Federal Environment Minister Jim Prentice recently announced plans for the federal government’s ambitious new climate change regulations. The regulations, expected to be introduced later this year, will apply to Canada’s electricity sector and are intended to help the federal government meet its target of a 90% emissionsfree electricity sector by 2020. The proposed regulations will require existing ‘dirty’ coal-fired power plants to be phased out once they reach the end of their useful life cycle, and all new coal-fired plants must be clean and must capture and store carbon, as well as other greenhouse gas emissions. In addition, existing coal-fired plants will have their emissions capped at a specific amount. It is also noteworthy that the proposed regulations and 90% emission free target are very similar to requirements introduced by British Columbia last year.

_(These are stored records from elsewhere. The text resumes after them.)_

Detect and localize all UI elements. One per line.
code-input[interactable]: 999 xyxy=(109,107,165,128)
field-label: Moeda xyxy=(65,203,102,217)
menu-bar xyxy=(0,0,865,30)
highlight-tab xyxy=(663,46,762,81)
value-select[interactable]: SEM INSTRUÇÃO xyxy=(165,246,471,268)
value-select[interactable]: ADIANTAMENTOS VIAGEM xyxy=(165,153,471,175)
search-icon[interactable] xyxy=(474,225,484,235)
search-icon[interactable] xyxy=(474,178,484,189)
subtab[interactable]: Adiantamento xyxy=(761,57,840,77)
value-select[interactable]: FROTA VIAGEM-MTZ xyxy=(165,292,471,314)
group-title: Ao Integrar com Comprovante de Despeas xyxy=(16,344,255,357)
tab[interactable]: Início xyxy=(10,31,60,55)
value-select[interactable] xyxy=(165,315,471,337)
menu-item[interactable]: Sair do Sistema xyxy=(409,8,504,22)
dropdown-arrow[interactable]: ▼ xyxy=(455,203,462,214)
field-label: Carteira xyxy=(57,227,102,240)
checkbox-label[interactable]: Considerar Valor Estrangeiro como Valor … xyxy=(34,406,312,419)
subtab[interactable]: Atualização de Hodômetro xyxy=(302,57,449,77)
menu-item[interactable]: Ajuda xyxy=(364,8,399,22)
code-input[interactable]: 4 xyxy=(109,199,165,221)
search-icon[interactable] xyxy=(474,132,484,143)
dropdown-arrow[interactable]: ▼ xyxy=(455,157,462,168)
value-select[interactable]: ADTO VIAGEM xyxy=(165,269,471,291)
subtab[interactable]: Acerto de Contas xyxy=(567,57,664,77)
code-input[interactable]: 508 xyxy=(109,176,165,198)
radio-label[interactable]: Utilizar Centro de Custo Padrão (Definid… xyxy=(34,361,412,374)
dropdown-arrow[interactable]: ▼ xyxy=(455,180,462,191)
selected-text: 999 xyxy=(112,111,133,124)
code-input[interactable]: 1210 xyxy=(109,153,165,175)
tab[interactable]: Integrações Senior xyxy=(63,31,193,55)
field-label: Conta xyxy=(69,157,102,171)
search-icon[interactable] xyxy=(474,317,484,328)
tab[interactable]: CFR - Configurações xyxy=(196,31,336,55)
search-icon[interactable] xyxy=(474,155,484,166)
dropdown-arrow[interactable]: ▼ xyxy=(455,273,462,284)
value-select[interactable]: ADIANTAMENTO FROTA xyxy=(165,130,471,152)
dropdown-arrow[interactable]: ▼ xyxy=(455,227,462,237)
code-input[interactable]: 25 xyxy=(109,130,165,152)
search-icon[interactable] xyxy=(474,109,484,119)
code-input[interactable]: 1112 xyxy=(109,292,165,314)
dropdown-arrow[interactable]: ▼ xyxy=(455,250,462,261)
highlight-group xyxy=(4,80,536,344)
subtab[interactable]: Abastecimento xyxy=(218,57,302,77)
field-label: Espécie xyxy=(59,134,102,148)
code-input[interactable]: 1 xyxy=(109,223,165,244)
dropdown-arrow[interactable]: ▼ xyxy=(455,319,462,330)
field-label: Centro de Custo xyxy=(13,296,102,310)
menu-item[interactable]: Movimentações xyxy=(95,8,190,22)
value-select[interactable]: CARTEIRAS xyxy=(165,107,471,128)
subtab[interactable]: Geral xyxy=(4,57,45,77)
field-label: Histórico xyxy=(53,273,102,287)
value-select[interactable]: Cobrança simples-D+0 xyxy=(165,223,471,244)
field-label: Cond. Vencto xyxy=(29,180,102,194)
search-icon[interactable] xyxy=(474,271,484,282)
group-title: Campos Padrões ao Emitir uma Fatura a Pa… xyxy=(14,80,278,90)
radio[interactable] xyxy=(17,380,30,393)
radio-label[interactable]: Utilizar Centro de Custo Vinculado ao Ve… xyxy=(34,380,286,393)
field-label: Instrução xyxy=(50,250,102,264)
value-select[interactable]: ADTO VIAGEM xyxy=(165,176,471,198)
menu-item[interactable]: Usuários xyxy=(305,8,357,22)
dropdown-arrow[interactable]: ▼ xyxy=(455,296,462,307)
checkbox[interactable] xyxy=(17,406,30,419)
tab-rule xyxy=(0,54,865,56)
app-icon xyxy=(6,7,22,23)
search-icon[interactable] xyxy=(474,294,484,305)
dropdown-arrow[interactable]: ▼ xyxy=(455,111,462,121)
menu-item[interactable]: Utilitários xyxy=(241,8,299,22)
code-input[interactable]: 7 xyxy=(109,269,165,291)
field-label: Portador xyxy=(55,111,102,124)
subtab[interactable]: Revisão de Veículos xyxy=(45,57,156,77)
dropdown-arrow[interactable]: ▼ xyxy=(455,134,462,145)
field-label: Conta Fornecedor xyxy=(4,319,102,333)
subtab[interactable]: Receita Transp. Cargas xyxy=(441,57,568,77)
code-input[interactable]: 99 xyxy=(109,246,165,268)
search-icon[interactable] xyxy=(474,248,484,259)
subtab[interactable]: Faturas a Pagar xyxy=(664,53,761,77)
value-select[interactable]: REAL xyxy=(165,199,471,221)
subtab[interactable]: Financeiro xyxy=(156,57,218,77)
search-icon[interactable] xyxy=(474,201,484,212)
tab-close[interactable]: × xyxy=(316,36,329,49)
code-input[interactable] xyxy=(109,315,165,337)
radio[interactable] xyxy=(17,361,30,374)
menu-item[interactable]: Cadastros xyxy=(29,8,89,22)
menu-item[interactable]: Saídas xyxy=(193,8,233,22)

Concerns are already being expressed by observers in Alberta, Saskatchewan and Nova Scotia that the regulations could lead to large increases in electricity prices. Electricity users in these provinces currently rely on coal for more than 70% of their power. In addition, Ontario relies on coal for some of its power generation. Many existing coal-fired plants are not currently scheduled for retirement before 2020. Further, generation companies and utilities have invested heavily in the existing plant inventory to extend the useful life of many of the plants and these investments were made without reference to the proposed regulations and will still need to be recovered.

The challenge of mitigating electricity price increases could be particularly difficult for provinces that rely on coal-fired generation for much of their supply. Alberta and Saskatchewan may also find it challenging to mitigate electricity price increases due to predicted increases in electricity demand. In addition, electricity prices could rise over time as a result of the less expensive existing coal-fired generation plants being replaced with generation from “clean coal” plants, natural gas-fired turbines, renewable resources, or perhaps, more nuclear plants, all of which may prove to be more expensive.

The regulatory requirement that new coal-fired generation must capture and store carbon could also lead to increases in electricity prices as generation companies seek to recover costs incurred to investigate and ultimately develop options for capturing and storing carbon emissions. The technology for capturing and storing carbon is still being developed and significantly more government funding may be necessary to develop viable, economical and sustainable carbon capture and storage technologies and mitigate price increases. If the federal government wants to ensure that carbon capture and storage is widely used by 2018, it might need to offer additional incentives and grants, as well as tax credits to help generators and utilities pay for and recover the costs of carbon capture and storage projects.

The regulations also contemplate that an existing coal-fired plant might not be able to reduce its emissions below its emissions cap and, as a result, will likely include a variety of options to ensure that such operators comply with the regulations. The options could include activities such as using domestic offsets that are issued for verified domestic reductions in greenhouse gas emissions from activities outside the ambit of the regulations; inter-firm trading of emission credits; requiring companies that exceed their cap to be in compliance if they make contributions to a technology fund. The technology fund will be used by government to fund a range of technology development and deployment of projects intended to reduce or offset emissions.

Whatever happens, there is little doubt that the proposed regulations will have significant impact on power generation in Canada and will lead to significantly more new generation from renewable sources, natural-gas fired turbines, and even nuclear plants instead of coal-fired generation (clean or otherwise).